Energy stocks could have a strong 2026 for a pretty simple reason: many producers have already done the hard work. After years of spending, streamlining, and improving operations, Canadian energy companies are now producing more while keeping a tighter grip on costs.
Add in better export access, decent shareholder returns, and the possibility of firmer oil prices if supply stays disciplined, and the setup looks a lot better than it did a few years ago. This is not a wild boom story, but more of a cash-flow-and-efficiency story, which can still be very powerful for long-term investors. So let’s look at one solid option on the TSX today.
Source: Getty Images
SU
Suncor Energy (TSX:SU) is one of the clearest ways to play that theme. It is not just an oil producer. It’s a fully integrated energy company with oil sands production, offshore assets, refineries, and the Petro-Canada retail network. That gives Suncor stock more than one way to make money. When crude prices wobble, refining and retail can help smooth things out. That makes it a little sturdier than a pure upstream name.
Over the last year, the story around Suncor stock has been less about reinvention and more about proving the turnaround is real. Suncor stock has cemented its comeback from oil sands laggard to sector outperformer after a stretch of stronger production, refining, and cash flow. Management has kept pushing operating discipline, and investors have noticed.
There have also been a few concrete catalysts. Suncor stock entered 2026 guiding for higher upstream production of 840,000 to 870,000 barrels of oil equivalent per day (boe/d), while trimming capital spending to $5.6 billion to $5.8 billion. It also boosted planned share buybacks, sticking with its promise to return all excess funds to shareholders. In short, Suncor stock aims to produce more, spend a bit less, and send more cash back to investors. A pretty attractive combination.
Into earnings
The latest earnings show why the market keeps paying attention. In the fourth quarter of 2025, Suncor stock reported adjusted operating earnings of $1.3 billion, or $1.10 per share. Refining and marketing adjusted operating earnings jumped to $893 million from $410 million a year earlier, helped by higher crack spreads and stronger refinery production. Refining throughput hit a quarterly record 504,200 barrels per day, and refined product sales reached a fourth-quarter record 640,400 boe/d.

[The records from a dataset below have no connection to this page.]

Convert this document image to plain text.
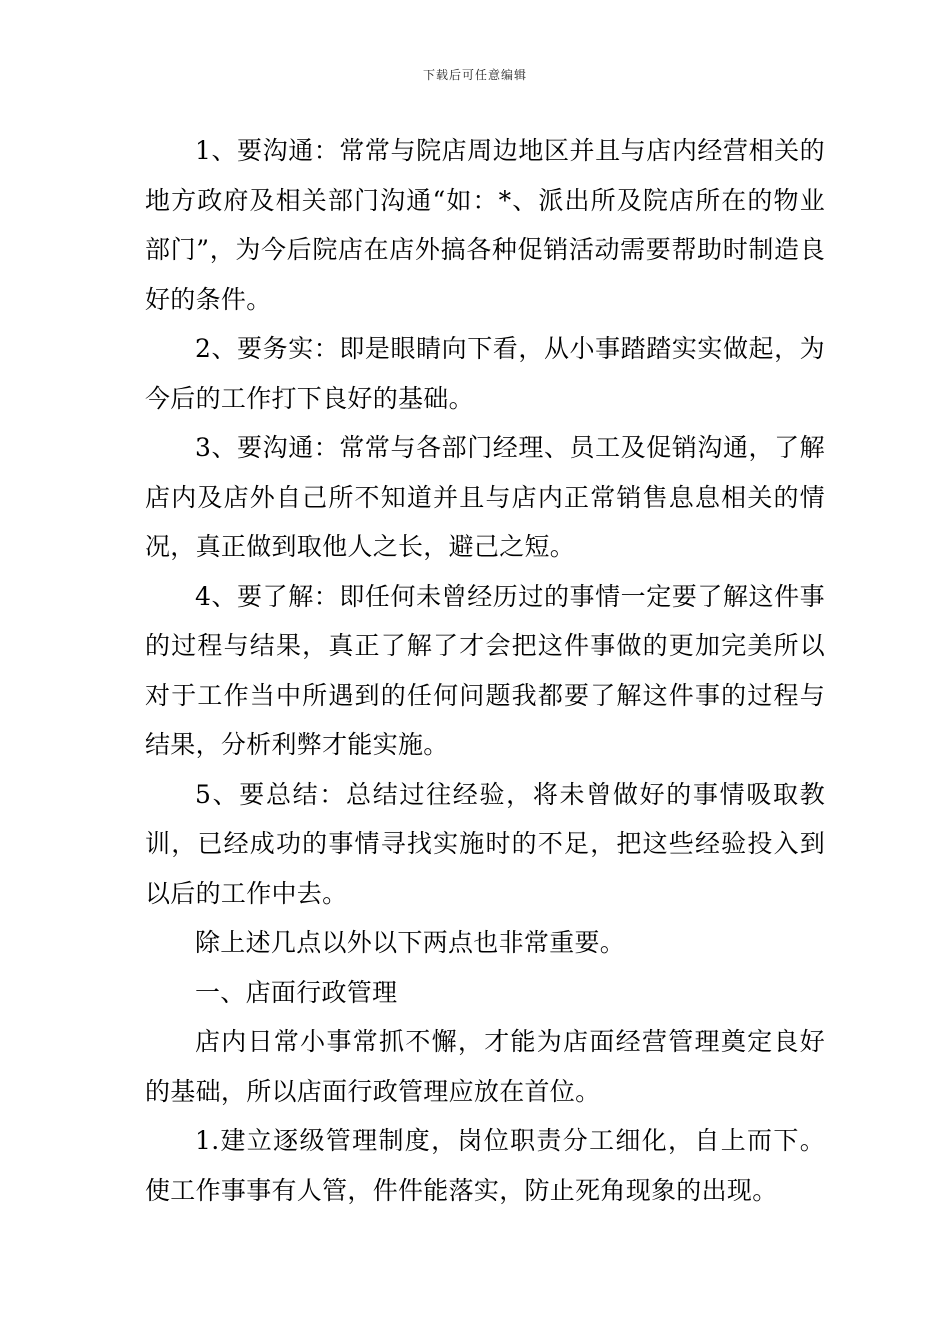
下载后可任意编辑

1、要沟通：常常与院店周边地区并且与店内经营相关的地方政府及相关部门沟通“如：*、派出所及院店所在的物业部门”，为今后院店在店外搞各种促销活动需要帮助时制造良好的条件。

2、要务实：即是眼睛向下看，从小事踏踏实实做起，为今后的工作打下良好的基础。

3、要沟通：常常与各部门经理、员工及促销沟通，了解店内及店外自己所不知道并且与店内正常销售息息相关的情况，真正做到取他人之长，避己之短。

4、要了解：即任何未曾经历过的事情一定要了解这件事的过程与结果，真正了解了才会把这件事做的更加完美所以对于工作当中所遇到的任何问题我都要了解这件事的过程与结果，分析利弊才能实施。

5、要总结：总结过往经验，将未曾做好的事情吸取教训，已经成功的事情寻找实施时的不足，把这些经验投入到以后的工作中去。

除上述几点以外以下两点也非常重要。

一、店面行政管理

店内日常小事常抓不懈，才能为店面经营管理奠定良好的基础，所以店面行政管理应放在首位。

1.建立逐级管理制度，岗位职责分工细化，自上而下。使工作事事有人管，件件能落实，防止死角现象的出现。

The full-year numbers were solid as well. Suncor stock generated $12.8 billion in adjusted funds from operations in 2025 and $6.9 billion in free funds flow. Total upstream production averaged 860,000 boe/d, while refinery crude throughput came in at 480,000 boe/d. It also returned $5.8 billion to shareholders through dividends and buybacks in 2025. That is the kind of financial muscle that gives a company options, even if oil prices do not shoot straight up.
Valuation does not look stretched either. Suncor stock trades at a price-to-earnings ratio of about 16 and enterprise value around $103.5 billion. That is not dirt cheap, but it also does not look excessive for a business with this kind of scale, cash flow, and shareholder return plan. The main risk is obvious: oil prices can still turn moody, and planned maintenance can weigh on results. Even so, Suncor stock looks built for a year where disciplined operators could keep winning.
Bottom line
If you want one Canadian energy stock poised for big growth in 2026, Suncor stock makes a strong case. It has a broad business, a much healthier operating story, rising production targets, and the cash flow to reward shareholders while still investing in the future. Plus, here’s what that stock could bring in through income alone on a $7,000 investment.
| COMPANY | RECENT PRICE | NUMBER OF SHARES | ANNUAL DIVIDEND | ANNUAL TOTAL PAYOUT | FREQUENCY | TOTAL INVESTMENT |
|---|---|---|---|---|---|---|
| SU | $77.13 | 90 | $2.40 | $216.00 | Quarterly | $6,941.70 |
It may not be the flashiest stock on the TSX, but it looks like the kind you can buy now and feel good about holding for years.